In the four years since Jobs' death, there've been a slew of attendant biographies, biopics, and documentaries. None have been as good at capturing Jobs' accomplishments, failures, and contradictions as Walter Isaacson's book Steve Jobs, which this Steve Jobs is based on. A lesser film might have gone full biopic, with all the bloat and sentiment inherent to that genre, but here, screenwriter Aaron Sorkin does audiences the favor of cutting out the bullshit. What remains is a story told in a few key sequences, each set in the moments preceding the launch of a new product: the Macintosh, the NeXT Computer, the iMac. As Sorkin writes it, just about every important conversation Jobs ever had took place in the frantic seconds leading up to these launches, when friends, family, and enemies would swarm, all sharing some phenomenal dialogue with Jobs before he went onstage. (If you guessed there's a lot of West Wing-style walking and talking through backstage hallways, CORRECT.) Sorkin's script means some big stuff gets cut—some of Jobs' family members get plenty of screentime, while it's as if others never existed, and there's never any mention of issues like Apple's increasingly indefensible reliance on Chinese tech factories. What is here spans 14 years, and as each sequence begins, it's both comforting and jolting to see how Jobs has aged, how Hoffman has grown more canny, how Wozniak has... well, Woz stays pretty much the same.

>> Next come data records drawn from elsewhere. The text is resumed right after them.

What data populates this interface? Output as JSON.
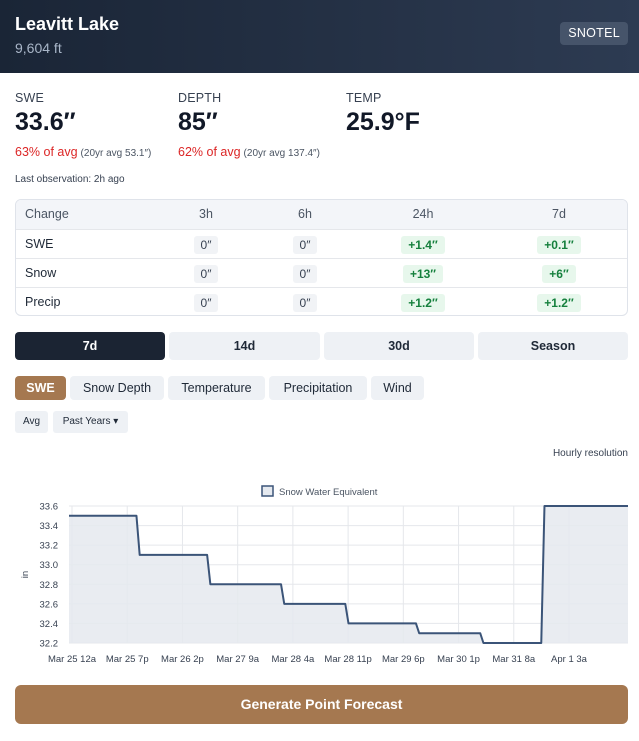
{
  "header": {
    "station_name": "Leavitt Lake",
    "elevation": "9,604 ft",
    "network_badge": "SNOTEL"
  },
  "metrics": {
    "swe": {
      "label": "SWE",
      "value": "33.6″",
      "pct_of_avg": "63% of avg",
      "avg_note": "(20yr avg 53.1″)"
    },
    "depth": {
      "label": "DEPTH",
      "value": "85″",
      "pct_of_avg": "62% of avg",
      "avg_note": "(20yr avg 137.4″)"
    },
    "temp": {
      "label": "TEMP",
      "value": "25.9°F"
    }
  },
  "colors": {
    "header_bg": "#1a2536",
    "accent": "#a57850",
    "negative": "#dc2626",
    "positive": "#15803d",
    "series": "#3b5478"
  },
  "last_observation": "Last observation: 2h ago",
  "change_table": {
    "headers": [
      "Change",
      "3h",
      "6h",
      "24h",
      "7d"
    ],
    "rows": [
      {
        "label": "SWE",
        "values": [
          "0″",
          "0″",
          "+1.4″",
          "+0.1″"
        ]
      },
      {
        "label": "Snow",
        "values": [
          "0″",
          "0″",
          "+13″",
          "+6″"
        ]
      },
      {
        "label": "Precip",
        "values": [
          "0″",
          "0″",
          "+1.2″",
          "+1.2″"
        ]
      }
    ]
  },
  "range_tabs": [
    "7d",
    "14d",
    "30d",
    "Season"
  ],
  "range_active": "7d",
  "variable_tabs": [
    "SWE",
    "Snow Depth",
    "Temperature",
    "Precipitation",
    "Wind"
  ],
  "variable_active": "SWE",
  "options": {
    "avg_label": "Avg",
    "past_years_label": "Past Years ▾"
  },
  "resolution_note": "Hourly resolution",
  "chart_data": {
    "type": "line",
    "legend": "Snow Water Equivalent",
    "legend_position": "top",
    "ylabel": "in",
    "ylim": [
      32.2,
      33.6
    ],
    "yticks": [
      33.6,
      33.4,
      33.2,
      33.0,
      32.8,
      32.6,
      32.4,
      32.2
    ],
    "x_ticks": [
      "Mar 25 12a",
      "Mar 25 7p",
      "Mar 26 2p",
      "Mar 27 9a",
      "Mar 28 4a",
      "Mar 28 11p",
      "Mar 29 6p",
      "Mar 30 1p",
      "Mar 31 8a",
      "Apr 1 3a"
    ],
    "x_range_hours": [
      0,
      174
    ],
    "grid": true,
    "fill": true,
    "series": [
      {
        "name": "Snow Water Equivalent",
        "points": [
          [
            0,
            33.5
          ],
          [
            21,
            33.5
          ],
          [
            22,
            33.1
          ],
          [
            43,
            33.1
          ],
          [
            44,
            32.8
          ],
          [
            66,
            32.8
          ],
          [
            67,
            32.6
          ],
          [
            86,
            32.6
          ],
          [
            87,
            32.4
          ],
          [
            108,
            32.4
          ],
          [
            109,
            32.3
          ],
          [
            128,
            32.3
          ],
          [
            129,
            32.2
          ],
          [
            147,
            32.2
          ],
          [
            148,
            33.6
          ],
          [
            174,
            33.6
          ]
        ]
      }
    ]
  },
  "forecast_button": "Generate Point Forecast"
}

The clever structure and blistering pace of Sorkin's script snap right in line with the style of Danny Boyle—no other director, one suspects, could make corporate bickering and stats about CPUs feel like movements in a hyper-kinetic opera. While it spins and thrums with energy, Boyle's direction here is more subtle than it might appear—but he also just unleashes in a couple of sequences, where the editing and momentum are fantastically entertaining. Combine those bits with the level of performances here—Winslet is particularly great, but just about everyone in these complex roles is excellent—and Steve Jobs basically spends its runtime leaping from high point to high point.

Which makes it a bummer that the movie ends on a note that feels hollow and simple—and antithetical to the smart, unsentimental film that preceded it. When a supposedly happy ending comes out of nowhere, it's an obvious attempt to achieve a sense of redemption and closure. It might be human nature to desire stories that have clean, uplifting conclusions, but with Steve Jobs, it's hard not to wish that desire had been overcome.